La perspective d’un « retour en force du charbon » après la crise en Iran semble s’éloigner. Selon une nouvelle analyse du think tank Ember, partagée en exclusivité avec Carbon Brief, la production mondiale d’électricité à partir de charbon n’augmenterait que de 1,8 % maximum en 2026. Ce scénario, qualifié de « pire cas », pourrait même être revu à la baisse.
Les données disponibles confirment cette tendance : à ce jour, aucun « retour du charbon » n’a été observé cette année. Bien que certains pays, comme le Japon, le Pakistan ou les Philippines, aient annoncé des mesures pour augmenter leur consommation de charbon en réponse aux perturbations des approvisionnements en gaz, ces ajustements ne devraient entraîner qu’une hausse modérée.
Les experts interrogés par Carbon Brief estiment que « le vrai enjeu n’est pas un rebond du charbon ». Ils soulignent que toute augmentation de son utilisation ne fait que masquer un déclin structurel à long terme.
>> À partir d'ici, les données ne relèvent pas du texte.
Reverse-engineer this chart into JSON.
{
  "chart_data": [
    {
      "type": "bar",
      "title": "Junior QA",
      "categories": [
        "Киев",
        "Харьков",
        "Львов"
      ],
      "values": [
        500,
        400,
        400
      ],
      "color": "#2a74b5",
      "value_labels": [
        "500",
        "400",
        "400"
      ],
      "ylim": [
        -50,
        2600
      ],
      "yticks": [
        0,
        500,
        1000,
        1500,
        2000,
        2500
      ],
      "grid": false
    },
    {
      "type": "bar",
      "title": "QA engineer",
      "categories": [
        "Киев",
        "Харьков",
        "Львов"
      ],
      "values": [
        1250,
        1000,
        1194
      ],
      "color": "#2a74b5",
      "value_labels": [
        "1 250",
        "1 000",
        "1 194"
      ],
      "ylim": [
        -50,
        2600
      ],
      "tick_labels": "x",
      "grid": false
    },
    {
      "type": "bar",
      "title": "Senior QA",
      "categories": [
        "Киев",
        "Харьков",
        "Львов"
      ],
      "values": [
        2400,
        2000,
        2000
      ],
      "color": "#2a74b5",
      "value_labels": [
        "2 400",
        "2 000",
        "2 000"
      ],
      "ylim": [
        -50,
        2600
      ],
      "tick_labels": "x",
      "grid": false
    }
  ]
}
À l’inverse, les projets d’énergies propres s’imposent comme des investissements plus attractifs dans le contexte de crise énergétique.
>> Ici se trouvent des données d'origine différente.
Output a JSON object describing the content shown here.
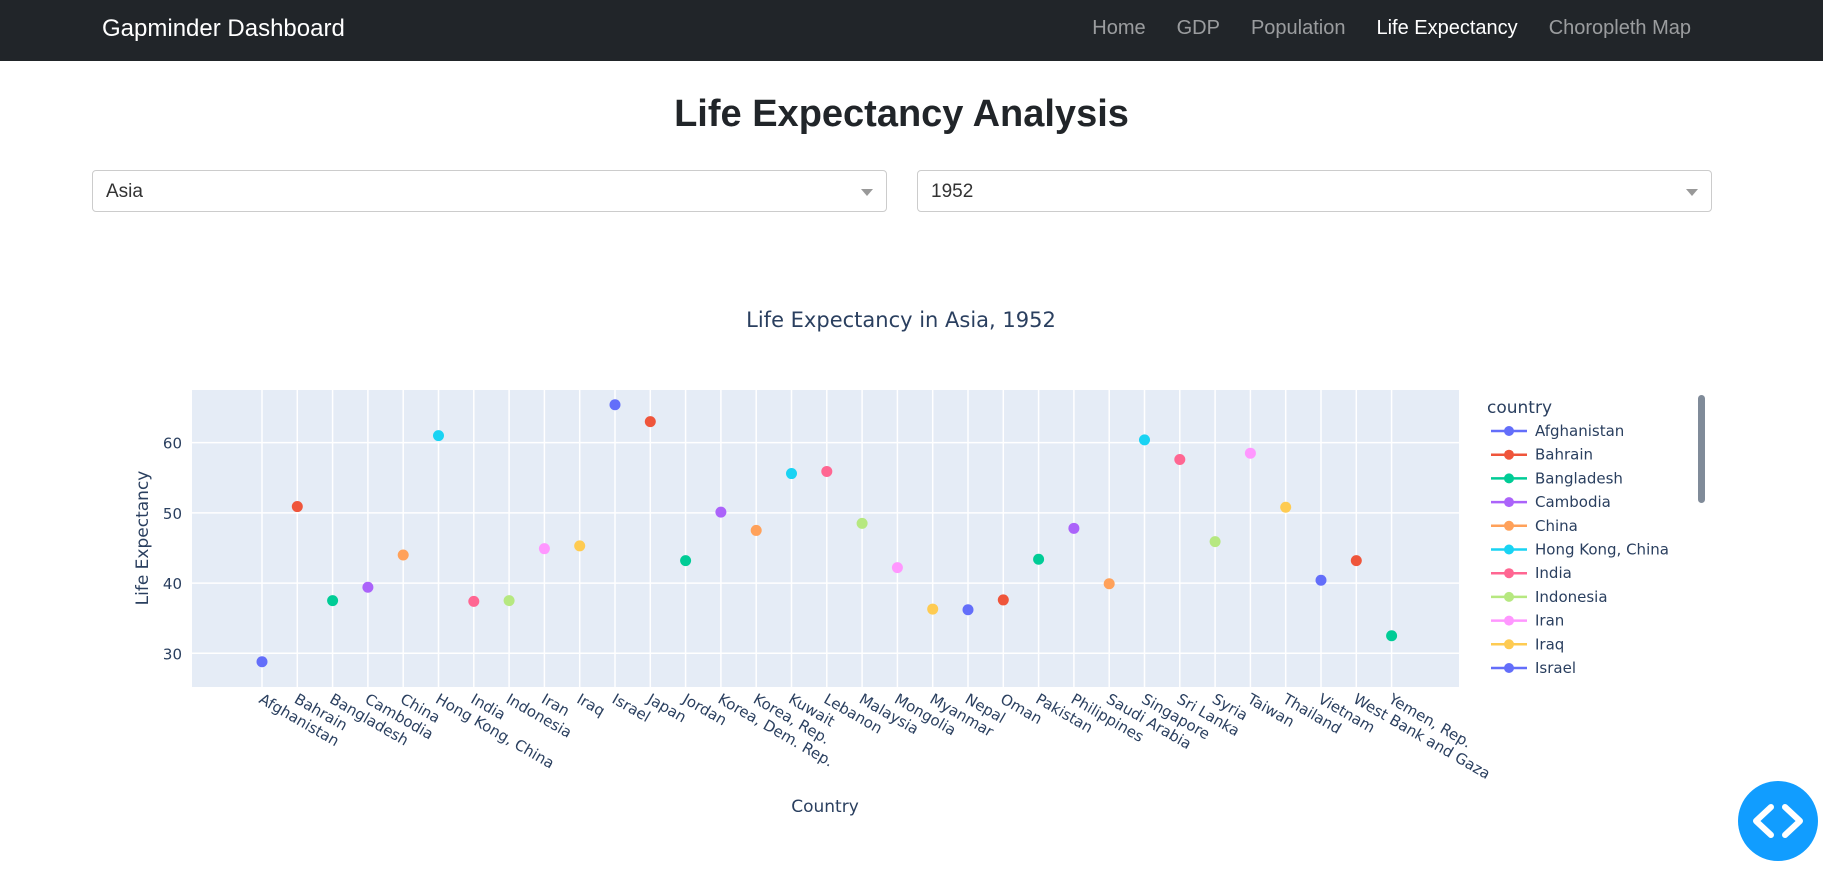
{
  "navbar": {
    "brand": "Gapminder Dashboard",
    "links": [
      {
        "label": "Home",
        "active": false
      },
      {
        "label": "GDP",
        "active": false
      },
      {
        "label": "Population",
        "active": false
      },
      {
        "label": "Life Expectancy",
        "active": true
      },
      {
        "label": "Choropleth Map",
        "active": false
      }
    ]
  },
  "page": {
    "title": "Life Expectancy Analysis"
  },
  "filters": {
    "continent": "Asia",
    "year": "1952"
  },
  "chart_data": {
    "type": "scatter",
    "title": "Life Expectancy in Asia, 1952",
    "xlabel": "Country",
    "ylabel": "Life Expectancy",
    "ylim": [
      25.2,
      67.5
    ],
    "yticks": [
      30,
      40,
      50,
      60
    ],
    "grid": true,
    "legend": {
      "title": "country",
      "placement": "right",
      "visible_count": 11
    },
    "categories": [
      "Afghanistan",
      "Bahrain",
      "Bangladesh",
      "Cambodia",
      "China",
      "Hong Kong, China",
      "India",
      "Indonesia",
      "Iran",
      "Iraq",
      "Israel",
      "Japan",
      "Jordan",
      "Korea, Dem. Rep.",
      "Korea, Rep.",
      "Kuwait",
      "Lebanon",
      "Malaysia",
      "Mongolia",
      "Myanmar",
      "Nepal",
      "Oman",
      "Pakistan",
      "Philippines",
      "Saudi Arabia",
      "Singapore",
      "Sri Lanka",
      "Syria",
      "Taiwan",
      "Thailand",
      "Vietnam",
      "West Bank and Gaza",
      "Yemen, Rep."
    ],
    "values": [
      28.8,
      50.9,
      37.5,
      39.4,
      44.0,
      61.0,
      37.4,
      37.5,
      44.9,
      45.3,
      65.4,
      63.0,
      43.2,
      50.1,
      47.5,
      55.6,
      55.9,
      48.5,
      42.2,
      36.3,
      36.2,
      37.6,
      43.4,
      47.8,
      39.9,
      60.4,
      57.6,
      45.9,
      58.5,
      50.8,
      40.4,
      43.2,
      32.5
    ],
    "colors": [
      "#636efa",
      "#EF553B",
      "#00cc96",
      "#ab63fa",
      "#FFA15A",
      "#19d3f3",
      "#FF6692",
      "#B6E880",
      "#FF97FF",
      "#FECB52"
    ]
  }
}
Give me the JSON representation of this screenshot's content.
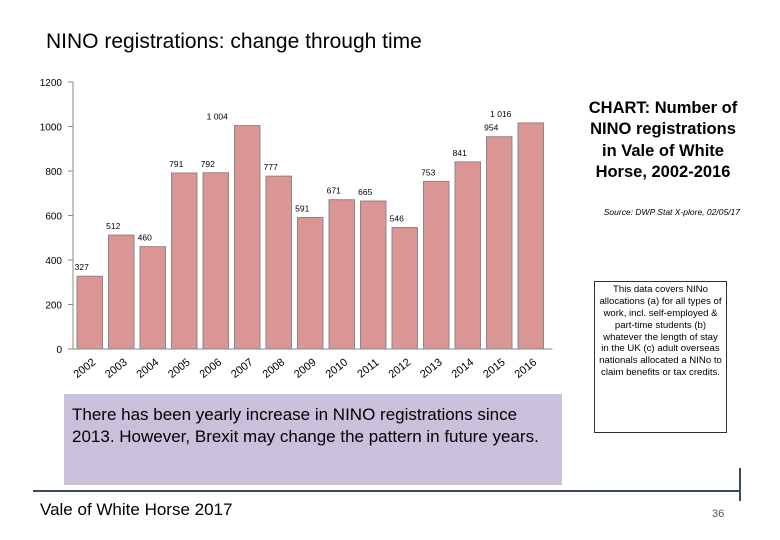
{
  "page": {
    "title": "NINO registrations: change through time",
    "side_title": "CHART: Number of NINO registrations in Vale of White Horse, 2002-2016",
    "source": "Source: DWP Stat X-plore, 02/05/17",
    "note": "This data covers NINo allocations (a) for all types of work, incl. self-employed & part-time students (b) whatever the length of stay in the UK (c) adult overseas nationals allocated a NINo to claim benefits or tax credits.",
    "summary": "There has been yearly increase in NINO registrations since 2013.  However, Brexit may change the pattern in future years.",
    "footer": "Vale of White Horse 2017",
    "page_number": "36"
  },
  "colors": {
    "bar_fill": "#d99694",
    "bar_stroke": "#888888",
    "summary_bg": "#c9c1dc",
    "corner_line": "#3a4a5e"
  },
  "chart_data": {
    "type": "bar",
    "title": "CHART: Number of NINO registrations in Vale of White Horse, 2002-2016",
    "categories": [
      "2002",
      "2003",
      "2004",
      "2005",
      "2006",
      "2007",
      "2008",
      "2009",
      "2010",
      "2011",
      "2012",
      "2013",
      "2014",
      "2015",
      "2016"
    ],
    "values": [
      327,
      512,
      460,
      791,
      792,
      1004,
      777,
      591,
      671,
      665,
      546,
      753,
      841,
      954,
      1016
    ],
    "value_labels": [
      "327",
      "512",
      "460",
      "791",
      "792",
      "1 004",
      "777",
      "591",
      "671",
      "665",
      "546",
      "753",
      "841",
      "954",
      "1 016"
    ],
    "yticks": [
      "0",
      "200",
      "400",
      "600",
      "800",
      "1000",
      "1200"
    ],
    "ylim": [
      0,
      1200
    ],
    "xlabel": "",
    "ylabel": "",
    "grid": false,
    "legend": "none"
  }
}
Une crise gazière qui pousse certains pays à envisager le charbon
Les attaques américano-israéliennes contre l’Iran ont perturbé les approvisionnements mondiaux en gaz, notamment après le blocage du détroit d’Ormuz, une voie maritime stratégique du golfe Persique. Ce détroit, emprunté par un cinquième du gaz naturel liquéfié (GNL) mondial, dessert principalement les pays asiatiques. Son blocage réduit l’offre et fait flamber les prix, déjà élevés avant le conflit.
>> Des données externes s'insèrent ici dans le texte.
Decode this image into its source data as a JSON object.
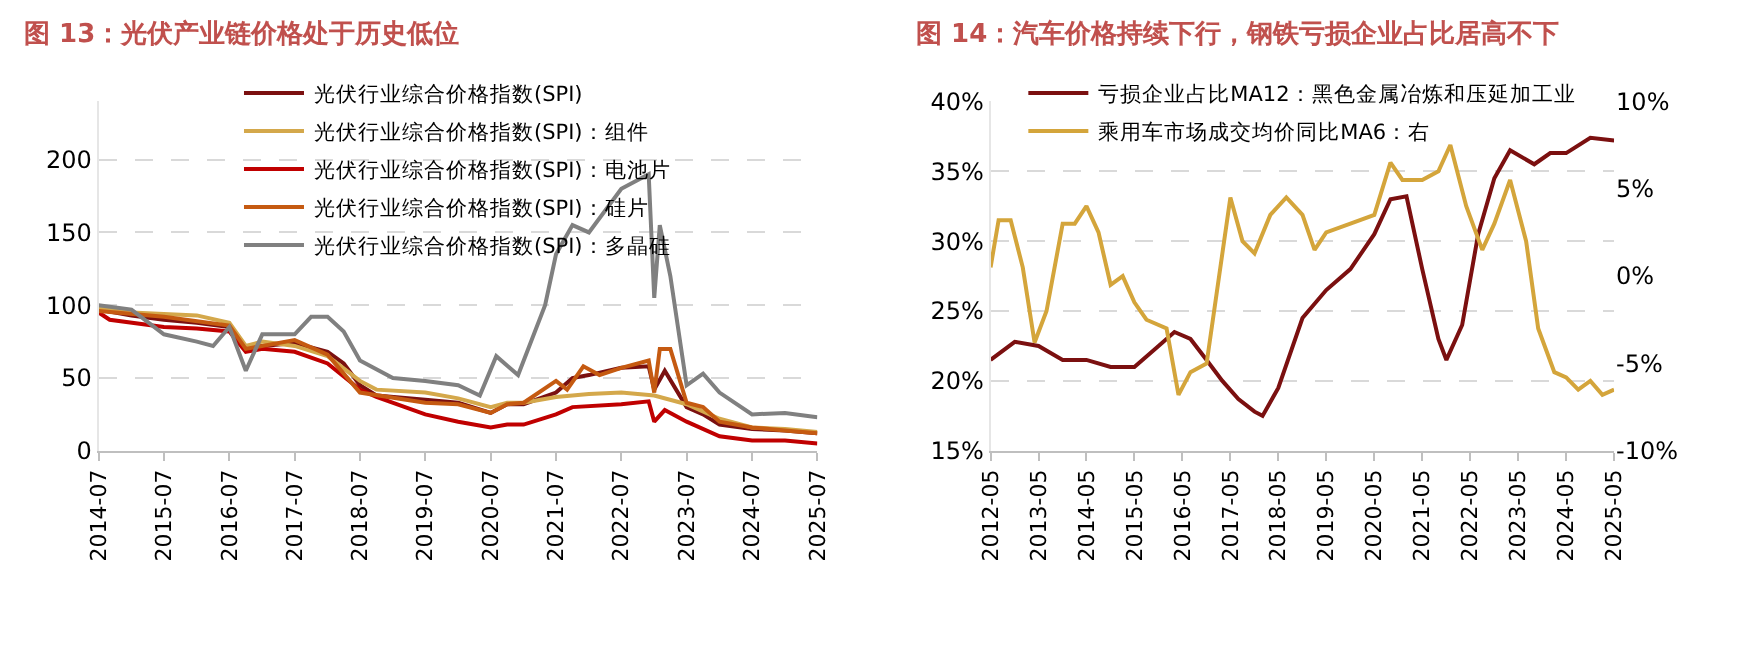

Face à cette situation, au moins huit pays en Asie et en Europe ont annoncé leur intention d’augmenter leur production d’électricité à partir de charbon, ou de reporter la fermeture de centrales. Parmi eux figurent le Japon, la Corée du Sud, le Bangladesh, les Philippines, la Thaïlande, le Pakistan, l’Allemagne et l’Italie. Plusieurs de ces nations figurent parmi les plus gros consommateurs de charbon au monde.
Ces annonces ont alimenté les débats médiatiques et les analyses sur un prétendu « retour du charbon ». Certains y voient une incompatibilité avec les objectifs climatiques, tandis que d’autres y perçoivent une renaissance de cette énergie fossile. Cette situation rappelle celle observée après l’invasion de l’Ukraine par la Russie en 2022, où de nombreux observateurs avaient prédit un bond de l’usage du charbon en Europe en raison des perturbations des livraisons de gaz russe. Pourtant, malgré un pic en 2022, la consommation de charbon dans l’UE a retrouvé son déclin inexorable et atteint un niveau historiquement bas en 2025.
Le gaz remplace le charbon, mais pas comme prévu
Les dernières données montrent qu’en mars 2026, la production mondiale d’électricité à partir de charbon est restée stable. Parallèlement, la génération d’électricité à partir de gaz a reculé, confirmant que le charbon ne profite pas de la crise actuelle pour regagner du terrain. Une analyse du Centre for Research on Energy and Clean Air révèle que cette tendance pourrait se poursuivre, avec une demande mondiale d’électricité en ralentissement.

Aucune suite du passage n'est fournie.